No fewer than 5,400 vessels called at Nigerian ports last year, shippers in the country have said. The shippers, under their umbrella union, Shippers' Association Lagos State (SALS), said the vessels called at the nation's seaports through their efforts and co-operation.
President, SALS, Reverend Jonathan Nicole disclosed this in Lagos. However, Nicole said the shipper needed more support from the federal government in form of duty waivers. According to him, SALS would vigorously pursue exportation of agro-allied products and would encourage local manufacturing industries.
"Imports will continue to come but agriculture and exportation of agro-allied products would be promoted", he said.
He stated that members of SALS support the revamping and construction of cottage refineries and for the by-products to be exported, adding that clearance of cargo will be more scientific and cost effective. Nicole explained that industries should be able to overcome their heavy financial burden in clearing their raw materials.
He suggested that the 33 mineral resources of the nation should be properly used to improve revenue. According to the SALS president, in the early 70s, Nigeria's crude oil was sold at 13 dollars per barrel. Three dollars was saved while 10 dollars was used for budgetary purposes. He therefore suggested that 10 dollars be set aside for our reserves which should not be shared.
He called for the resuscitation of the Price Control Board, pointing out that emphasis must be on aggressive farming in all states, as well as the warehousing and preservation of agricultural products.
"Shippers' Association is available to act as an instrument of hope in all segments of the maritime community; encourage ownership of vessels by Nigerians; and reintroduce barges for evacuation of cargo. We need all to support the objective of the Shippers' Association to lay the foundation for a veritable and trusted rail track toward a total economic freedom.
"In this process, government will be approached to relax levies on exportable items; simplify cargo clearing process and make farming implements duty free. Shippers across the country and outside, especially in Cotonou will be reached and made to relocate to Nigeria", he added.
Giving an insight into the formation of SALS, Nicole said the association was formed over nine years ago to protect the interest of shippers, protect their investments and act as a pressure group.
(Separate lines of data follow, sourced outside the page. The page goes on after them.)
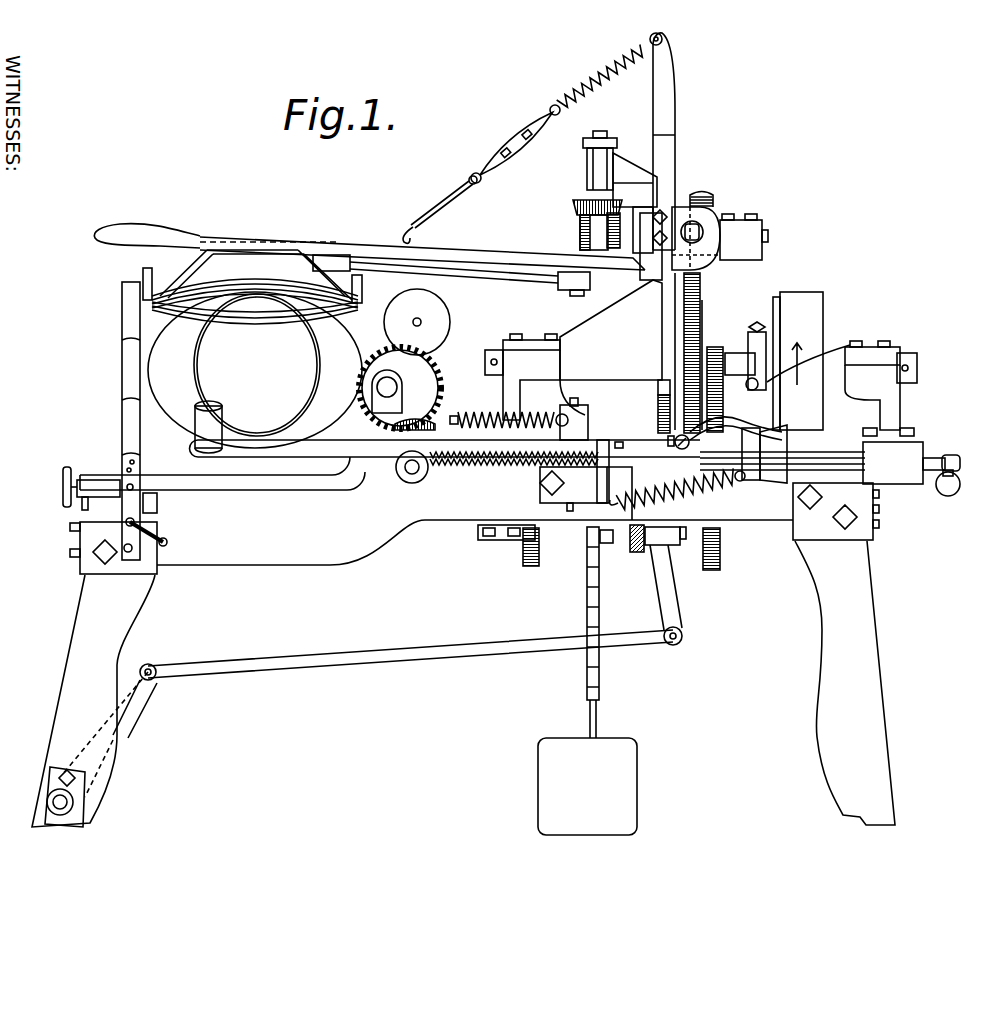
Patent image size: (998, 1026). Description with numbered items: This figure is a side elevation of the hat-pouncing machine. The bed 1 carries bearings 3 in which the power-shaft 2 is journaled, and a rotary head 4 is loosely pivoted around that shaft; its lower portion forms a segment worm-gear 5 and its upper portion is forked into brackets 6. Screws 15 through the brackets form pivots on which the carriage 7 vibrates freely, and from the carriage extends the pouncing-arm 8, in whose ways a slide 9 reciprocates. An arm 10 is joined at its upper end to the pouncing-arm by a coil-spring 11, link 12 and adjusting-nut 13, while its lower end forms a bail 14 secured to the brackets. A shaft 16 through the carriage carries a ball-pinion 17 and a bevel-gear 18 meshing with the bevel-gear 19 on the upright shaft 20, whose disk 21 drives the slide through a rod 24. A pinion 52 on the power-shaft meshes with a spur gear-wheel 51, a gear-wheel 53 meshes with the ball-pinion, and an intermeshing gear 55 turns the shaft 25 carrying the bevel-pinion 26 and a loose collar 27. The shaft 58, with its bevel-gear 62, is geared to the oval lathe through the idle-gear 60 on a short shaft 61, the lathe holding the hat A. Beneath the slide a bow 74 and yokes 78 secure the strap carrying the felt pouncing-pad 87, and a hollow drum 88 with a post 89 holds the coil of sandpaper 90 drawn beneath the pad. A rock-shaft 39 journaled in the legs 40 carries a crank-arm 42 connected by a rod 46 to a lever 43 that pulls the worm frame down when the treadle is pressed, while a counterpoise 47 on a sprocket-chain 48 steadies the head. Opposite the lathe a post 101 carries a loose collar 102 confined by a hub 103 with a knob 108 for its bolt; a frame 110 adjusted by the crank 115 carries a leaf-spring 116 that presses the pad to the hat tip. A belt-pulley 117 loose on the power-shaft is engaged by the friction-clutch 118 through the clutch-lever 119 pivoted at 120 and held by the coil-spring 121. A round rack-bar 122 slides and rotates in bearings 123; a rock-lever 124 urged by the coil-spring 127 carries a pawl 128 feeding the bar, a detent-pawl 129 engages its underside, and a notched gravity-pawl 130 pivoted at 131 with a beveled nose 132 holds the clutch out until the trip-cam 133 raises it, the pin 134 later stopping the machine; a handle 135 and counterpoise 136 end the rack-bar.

The bed 1 is at (482, 641).
The power-shaft 2 is at (740, 363).
The bearings 3 is at (886, 347).
The rotary head 4 is at (613, 295).
The segment worm-gear 5 is at (656, 405).
The brackets 6 is at (696, 238).
The carriage 7 is at (620, 165).
The pouncing-arm 8 is at (450, 252).
The slide 9 is at (340, 255).
The arm 10 is at (676, 118).
The coil-spring 11 is at (588, 96).
The link 12 is at (445, 196).
The adjusting-nut 13 is at (520, 140).
The bail 14 is at (676, 152).
The screws 15 is at (700, 228).
The shaft 16 is at (768, 236).
The ball-pinion 17 is at (703, 192).
The bevel-gear 18 is at (592, 232).
The bevel-gear 19 is at (575, 204).
The upright shaft 20 is at (600, 155).
The disk 21 is at (613, 283).
The rod 24 is at (497, 279).
The shaft 25 is at (683, 538).
The bevel-pinion 26 is at (632, 550).
The collar 27 is at (662, 534).
The rock-shaft 39 is at (85, 795).
The legs 40 is at (93, 701).
The crank-arm 42 is at (150, 690).
The lever 43 is at (673, 604).
The rod 46 is at (445, 642).
The counterpoise 47 is at (587, 786).
The sprocket-chain 48 is at (587, 595).
The spur gear-wheel 51 is at (720, 550).
The pinion 52 is at (713, 347).
The gear-wheel 53 is at (700, 300).
The gear 55 is at (525, 562).
The shaft 58 is at (410, 475).
The idle-gear 60 is at (415, 382).
The short shaft 61 is at (397, 383).
The bevel-gear 62 is at (441, 417).
The bow 74 is at (205, 254).
The yokes 78 is at (375, 283).
The pouncing-pad 87 is at (255, 293).
The hollow drum 88 is at (417, 322).
The post 89 is at (422, 322).
The sandpaper 90 is at (200, 308).
The post 101 is at (157, 500).
The collar 102 is at (82, 503).
The hub 103 is at (85, 480).
The knob 108 is at (63, 470).
The frame 110 is at (132, 548).
The crank 115 is at (168, 540).
The leaf-spring 116 is at (122, 350).
The belt-pulley 117 is at (815, 285).
The friction-clutch 118 is at (775, 302).
The clutch-lever 119 is at (748, 340).
The pivot 120 is at (823, 352).
The coil-spring 121 is at (710, 487).
The rack-bar 122 is at (382, 458).
The bearings 123 is at (938, 440).
The rock-lever 124 is at (578, 421).
The coil-spring 127 is at (478, 410).
The spring-actuated pawl 128 is at (560, 452).
The detent-pawl 129 is at (540, 483).
The gravity-pawl 130 is at (703, 439).
The pivot 131 is at (668, 438).
The beveled nose 132 is at (795, 428).
The trip-cam 133 is at (790, 470).
The pin 134 is at (617, 441).
The handle 135 is at (195, 415).
The counterpoise 136 is at (953, 492).
The hat A is at (255, 370).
His words: "The Nigerian Shippers' Council, after noticing the efforts of the shippers, made available a space on the 10th floor of the Shippers' Plaza to work together as one of its primary partners. We therefore solicit for a bigger, more spacious and befitting secretariat. It is our belief that in a few years' time, we will achieve an enviable status as problem of members would have been solved at least 90 per cent when the new port order comes into manifestation. Industries will overcome their heavy financial burden in clearing their raw materials".
He said shippers will hold conferences and workshops at least two times in a year until the Federation of Nigerian Shippers' Association (FONSA) is formed. The Chairman of Ports Consultative Council (PCC), Chief Kunle Folarin, commended the association for moving the nation's commerce and industry sector forward.
He said that the shippers had been the movers of the Nigerian economy, adding that without the ports, there would be no ship and without the shippers, there would be no cargo. He called for investment and co-operation as well as opportunities for the new economic agenda for the maritime sector of the economy.